Why The Machines Are Winning

Internet Lie #4

When you use a search engine you’re searching the Internet.

I’m constantly amazed at how many people are unaware of the simple truth. Namely, that when you use a search engine you’re only searching its indexed cache. The search engine does search the Internet (actually the World Wide Web), but not when you ask it to. Rather, it searches continually by crawling the Web with automated spider software (robots or bots). Then, it integrates that data into its indexed cache. These two activities are separate from sifting through that cache to satisfy your search. You can find more details at this site:

Why am I making a big deal out of this distinction? First, because many if not most people think they’re searching the Internet (the Web) in real time. Although data does travel the lines connecting all the Web servers in the world at the speed of light, it still takes time. While it’s difficult to count these servers (many millions), it’s even harder to estimate how long the lines are connecting them. Traversing the Web takes so long that Google only crawls the entire Web once a month—and that takes more than a week! So, no, you’re not searching the whole Web in real time.

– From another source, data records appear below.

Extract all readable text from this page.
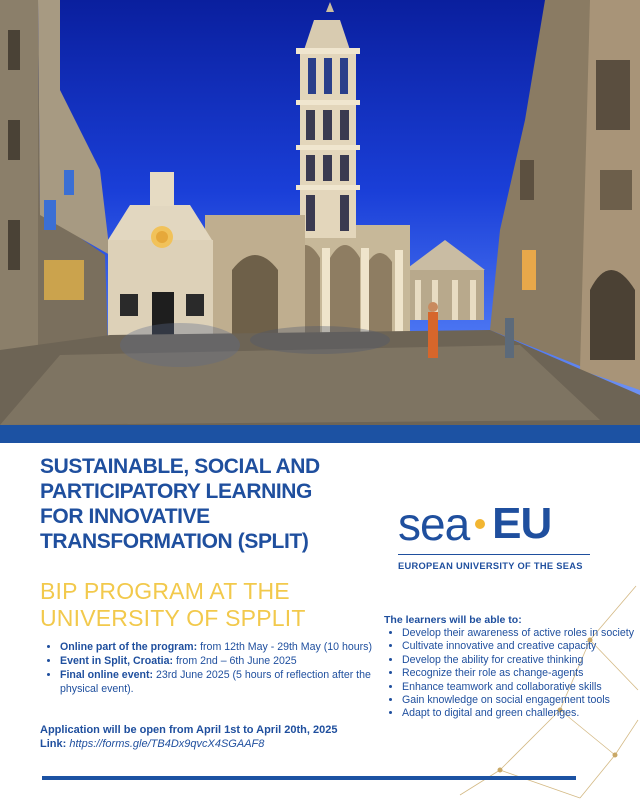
SUSTAINABLE, SOCIAL AND PARTICIPATORY LEARNING FOR INNOVATIVE TRANSFORMATION (SPLIT)
BIP PROGRAM AT THE UNIVERSITY OF SPPLIT
• Online part of the program: from 12th May - 29th May (10 hours)
• Event in Split, Croatia: from 2nd – 6th June 2025
• Final online event: 23rd June 2025 (5 hours of reflection after the physical event).
Application will be open from April 1st to April 20th, 2025
Link: https://forms.gle/TB4Dx9qvcX4SGAAF8
sea EU
EUROPEAN UNIVERSITY OF THE SEAS
The learners will be able to:
• Develop their awareness of active roles in society
• Cultivate innovative and creative capacity
• Develop the ability for creative thinking
• Recognize their role as change-agents
• Enhance teamwork and collaborative skills
• Gain knowledge on social engagement tools
• Adapt to digital and green challenges.
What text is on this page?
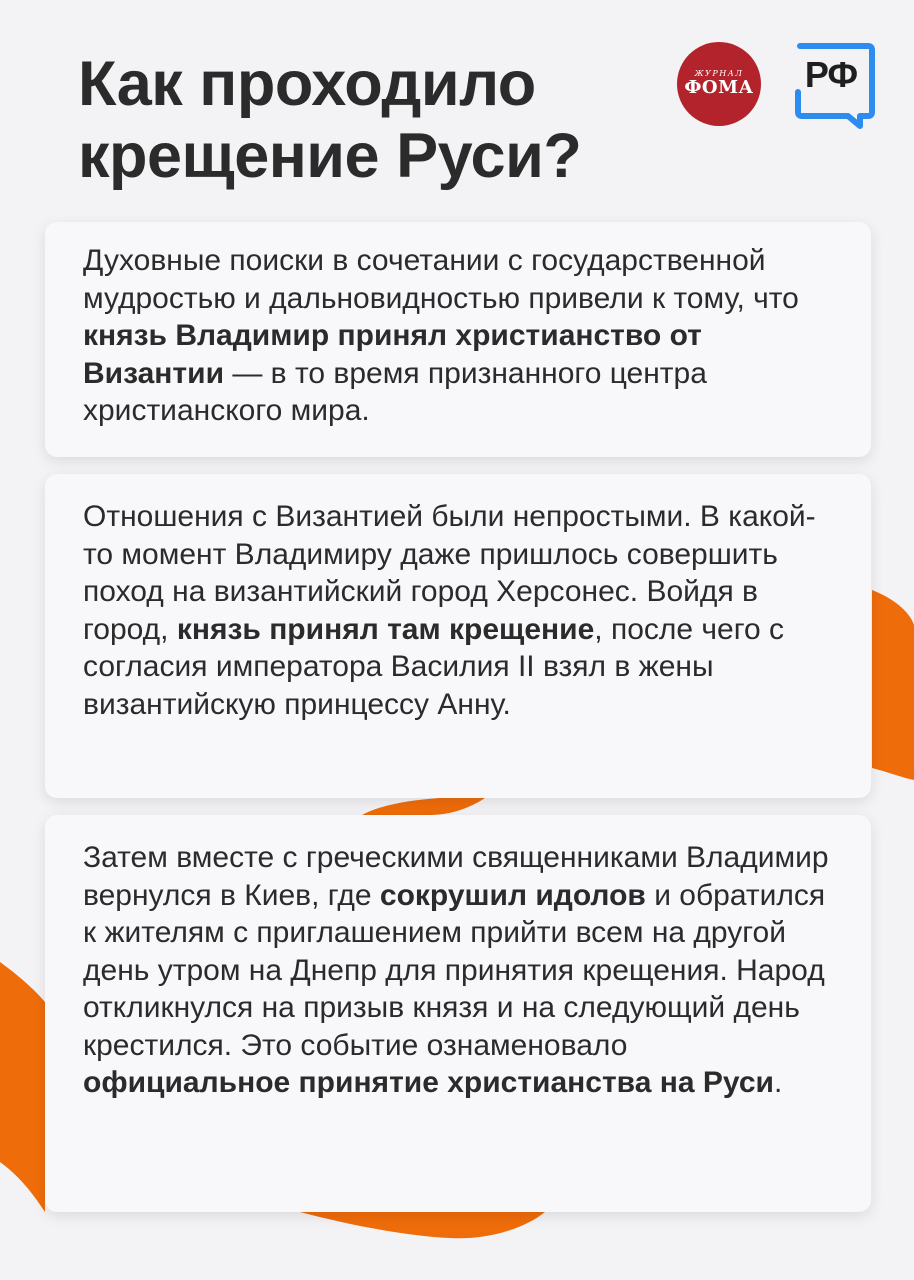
Как проходило
крещение Руси?
ЖУРНАЛ
ФОМА	РФ

Духовные поиски в сочетании с государственной мудростью и дальновидностью привели к тому, что князь Владимир принял христианство от Византии — в то время признанного центра христианского мира.

Отношения с Византией были непростыми. В какой-то момент Владимиру даже пришлось совершить поход на византийский город Херсонес. Войдя в город, князь принял там крещение, после чего с согласия императора Василия II взял в жены византийскую принцессу Анну.

Затем вместе с греческими священниками Владимир вернулся в Киев, где сокрушил идолов и обратился к жителям с приглашением прийти всем на другой день утром на Днепр для принятия крещения. Народ откликнулся на призыв князя и на следующий день крестился. Это событие ознаменовало официальное принятие христианства на Руси.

But there’s another, more important reason to understand why your Internet searches are limited. To do this you must understand the cache, because this is actually what you’re searching. To begin, it takes time to get pages into the cache. If Google—as big as they are, and they’re really big—only can search the entire Web once a month, then we should not be surprised to discover it can take up to six weeks for a new page to appear in the cache. So clearly, at any given moment, the cache is not the Web.

Moreover, the cache, despite Google’s size (and not only are they really big, they’re not telling anyone how big) is finite. And the World Wide Web is bigger still. Much. Think of this way: The index of a book is not the book, it doesn’t index everything in the book. One more analogy: less than a hundred years ago, astronomers thought our galaxy was all there was to the Universe. Now they know it’s only one of some 100 to 200 billion galaxies. Nor is Google’s indexed cache the Web.